I really need to resort to a video clip to show the full effect of this piece because the design is really about the way that it moves.
Back in Victorian times, there was quite a fashion for jewellery that moved. For example, there were all sorts of rings with tops that wobbled or rocked . I think that the modern-day term might be kinetic jewellery, but they called the style "en tremblant".
Translated from the French, it means trembling, and I would be hard-pressed to find a better term to describe the way that stones in their little baskets move at even the slightest touch.
Maybe this close-up will help you imagine it better.
This is the second set that I've made designed along these lines (hence the "II"). The first design worked very well, but these work even better. I think that it is the slightly heavier settings for the stones and one little jump-ring less in the way they are hung that makes the difference, but they just seem to jiggle about incessantly.
Be prepared to have people staring mesmerised at your chest.
The close-up (which should expand if you click on it) also shows the finish in rather more detail.
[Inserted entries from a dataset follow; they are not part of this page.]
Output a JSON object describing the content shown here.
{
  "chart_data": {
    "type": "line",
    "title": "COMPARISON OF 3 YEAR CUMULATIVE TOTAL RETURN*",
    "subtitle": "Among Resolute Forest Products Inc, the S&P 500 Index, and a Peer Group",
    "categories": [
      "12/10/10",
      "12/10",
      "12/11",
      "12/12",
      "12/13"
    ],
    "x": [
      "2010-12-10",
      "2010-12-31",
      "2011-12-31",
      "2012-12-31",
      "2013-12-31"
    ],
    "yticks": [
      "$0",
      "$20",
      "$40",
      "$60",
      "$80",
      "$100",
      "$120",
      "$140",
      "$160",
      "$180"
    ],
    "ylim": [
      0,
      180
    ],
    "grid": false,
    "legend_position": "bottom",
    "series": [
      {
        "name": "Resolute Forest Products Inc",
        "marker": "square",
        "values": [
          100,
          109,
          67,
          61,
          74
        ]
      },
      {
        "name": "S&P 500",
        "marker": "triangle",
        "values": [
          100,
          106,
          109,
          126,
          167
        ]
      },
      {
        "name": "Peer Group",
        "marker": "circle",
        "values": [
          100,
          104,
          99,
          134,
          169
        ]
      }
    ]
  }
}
I initially intended to finish these with a high polish, especially on the plate behind each of the stones, the idea being that each would form a mirror to accentuate the movement of the stones.
No: too gaudy (IMO).
Getting a nice, even matt finish proved quite tricky but it was worth it, I think. In fact, the slight roughness adds some subtle sparkle to the metal (I would expect that to soften over the years).
If you ever need reminding of the variability of photography, computers, t'interweb and the limitations of my own photographic skills, this might do it for you. On my monitor, the colour of the gold in the photo above looks about right, but the tanzanites are a bit washed out - they look more like blue topaz. So, I tried different light angles etc. and got some more of the intensity and purple tinge of the tanzanite, but now the gold is starting to look a bit coppery. Heh, ho.
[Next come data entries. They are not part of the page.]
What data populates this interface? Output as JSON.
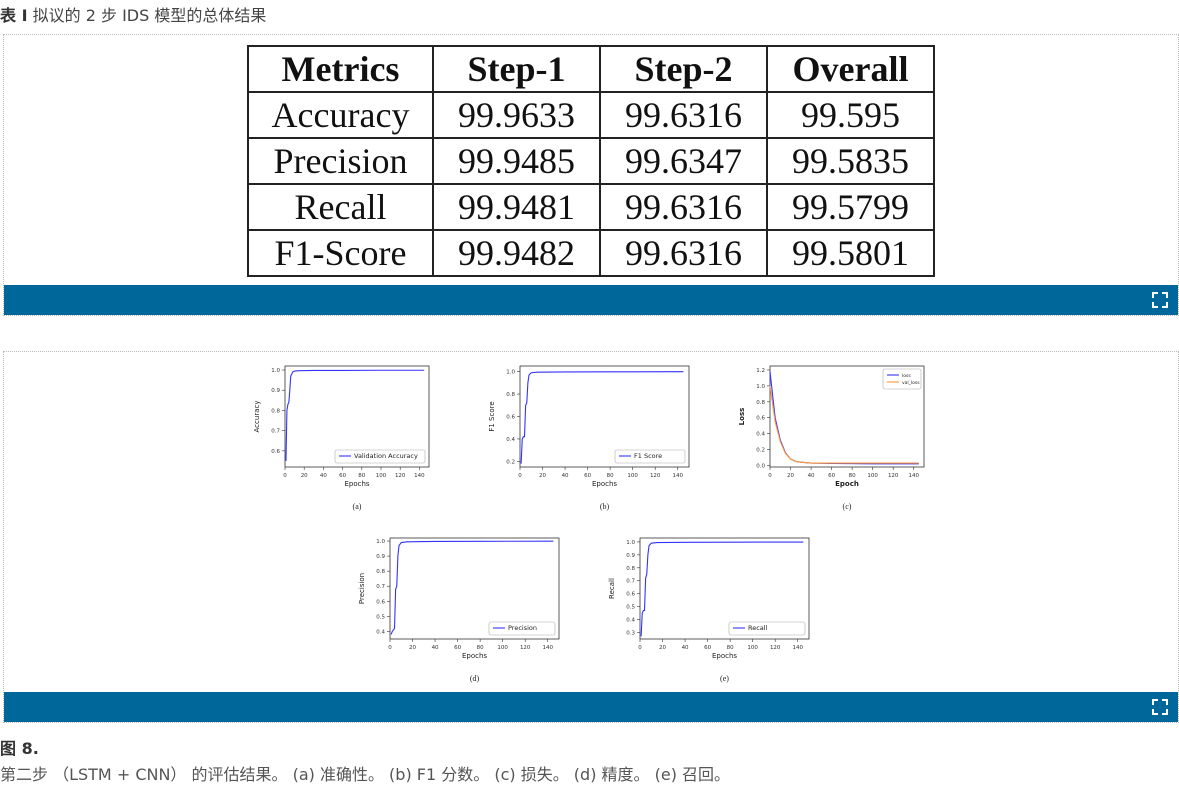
{
  "table_caption": {
    "label": "表 I",
    "text": "拟议的 2 步 IDS 模型的总体结果"
  },
  "table": {
    "headers": [
      "Metrics",
      "Step-1",
      "Step-2",
      "Overall"
    ],
    "rows": [
      [
        "Accuracy",
        "99.9633",
        "99.6316",
        "99.595"
      ],
      [
        "Precision",
        "99.9485",
        "99.6347",
        "99.5835"
      ],
      [
        "Recall",
        "99.9481",
        "99.6316",
        "99.5799"
      ],
      [
        "F1-Score",
        "99.9482",
        "99.6316",
        "99.5801"
      ]
    ]
  },
  "figure_caption": {
    "label": "图 8.",
    "text": "第二步 （LSTM + CNN） 的评估结果。 (a)  准确性。 (b)  F1 分数。 (c)  损失。 (d)  精度。 (e)  召回。"
  },
  "colors": {
    "bar": "#00679a",
    "line_blue": "#3333ff",
    "line_orange": "#ff9933"
  },
  "chart_data": [
    {
      "type": "line",
      "sublabel": "(a)",
      "xlabel": "Epochs",
      "ylabel": "Accuracy",
      "xlim": [
        0,
        150
      ],
      "ylim": [
        0.52,
        1.02
      ],
      "xticks": [
        0,
        20,
        40,
        60,
        80,
        100,
        120,
        140
      ],
      "yticks": [
        0.6,
        0.7,
        0.8,
        0.9,
        1.0
      ],
      "series": [
        {
          "name": "Validation Accuracy",
          "x": [
            1,
            2,
            3,
            4,
            5,
            6,
            8,
            10,
            15,
            30,
            60,
            100,
            145
          ],
          "y": [
            0.55,
            0.8,
            0.83,
            0.84,
            0.9,
            0.97,
            0.99,
            0.995,
            0.997,
            0.998,
            0.998,
            0.999,
            0.999
          ]
        }
      ]
    },
    {
      "type": "line",
      "sublabel": "(b)",
      "xlabel": "Epochs",
      "ylabel": "F1 Score",
      "xlim": [
        0,
        150
      ],
      "ylim": [
        0.15,
        1.05
      ],
      "xticks": [
        0,
        20,
        40,
        60,
        80,
        100,
        120,
        140
      ],
      "yticks": [
        0.2,
        0.4,
        0.6,
        0.8,
        1.0
      ],
      "series": [
        {
          "name": "F1 Score",
          "x": [
            1,
            2,
            3,
            4,
            5,
            6,
            7,
            8,
            10,
            15,
            40,
            80,
            145
          ],
          "y": [
            0.18,
            0.4,
            0.42,
            0.42,
            0.7,
            0.72,
            0.9,
            0.97,
            0.99,
            0.995,
            0.997,
            0.998,
            0.999
          ]
        }
      ]
    },
    {
      "type": "line",
      "sublabel": "(c)",
      "xlabel": "Epoch",
      "ylabel": "Loss",
      "xlim": [
        0,
        150
      ],
      "ylim": [
        -0.02,
        1.25
      ],
      "xticks": [
        0,
        20,
        40,
        60,
        80,
        100,
        120,
        140
      ],
      "yticks": [
        0.0,
        0.2,
        0.4,
        0.6,
        0.8,
        1.0,
        1.2
      ],
      "series": [
        {
          "name": "loss",
          "x": [
            0,
            5,
            10,
            15,
            20,
            25,
            30,
            40,
            60,
            100,
            145
          ],
          "y": [
            1.18,
            0.6,
            0.32,
            0.16,
            0.08,
            0.05,
            0.04,
            0.03,
            0.025,
            0.02,
            0.02
          ]
        },
        {
          "name": "val_loss",
          "x": [
            0,
            5,
            10,
            15,
            20,
            25,
            30,
            40,
            60,
            100,
            145
          ],
          "y": [
            1.0,
            0.55,
            0.3,
            0.15,
            0.08,
            0.05,
            0.04,
            0.03,
            0.03,
            0.03,
            0.03
          ]
        }
      ]
    },
    {
      "type": "line",
      "sublabel": "(d)",
      "xlabel": "Epochs",
      "ylabel": "Precision",
      "xlim": [
        0,
        150
      ],
      "ylim": [
        0.35,
        1.02
      ],
      "xticks": [
        0,
        20,
        40,
        60,
        80,
        100,
        120,
        140
      ],
      "yticks": [
        0.4,
        0.5,
        0.6,
        0.7,
        0.8,
        0.9,
        1.0
      ],
      "series": [
        {
          "name": "Precision",
          "x": [
            1,
            2,
            3,
            4,
            5,
            6,
            7,
            8,
            10,
            15,
            40,
            80,
            145
          ],
          "y": [
            0.38,
            0.4,
            0.41,
            0.42,
            0.68,
            0.7,
            0.9,
            0.97,
            0.99,
            0.995,
            0.997,
            0.998,
            0.999
          ]
        }
      ]
    },
    {
      "type": "line",
      "sublabel": "(e)",
      "xlabel": "Epochs",
      "ylabel": "Recall",
      "xlim": [
        0,
        150
      ],
      "ylim": [
        0.25,
        1.03
      ],
      "xticks": [
        0,
        20,
        40,
        60,
        80,
        100,
        120,
        140
      ],
      "yticks": [
        0.3,
        0.4,
        0.5,
        0.6,
        0.7,
        0.8,
        0.9,
        1.0
      ],
      "series": [
        {
          "name": "Recall",
          "x": [
            1,
            2,
            3,
            4,
            5,
            6,
            7,
            8,
            10,
            15,
            40,
            80,
            145
          ],
          "y": [
            0.27,
            0.45,
            0.47,
            0.47,
            0.72,
            0.75,
            0.9,
            0.97,
            0.99,
            0.995,
            0.997,
            0.998,
            0.999
          ]
        }
      ]
    }
  ]
}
However, the second photo also makes it easier to see the slight asymmetry of the design.
I bought the 7 tanzanites as a 'pendant set': 6 smaller stones (8x5mm) and one larger one (9x6mm), but decided to eschew the 'obvious' arrangement. Each of the kites of the necklace are a slightly different size, but I still wanted the overall frame of the 'chain' to hang evenly.
Once again, the mathematician in me was called to action, but I think I got the weight and angle calculations about right. This was made to measure for my client, and the 3 middle triangles of the chain from an almost perfect straight line when worn. (my photography bust is a bit smaller, so it hangs slightly differently.)
And who was my 'client'? Yes, I use the term loosely. Neither was it really a commission. Let's just say that when Mrs A. suggested she'd like something nice for her birthday, it was me who went a bit en tremblant. Respect to Rumpole.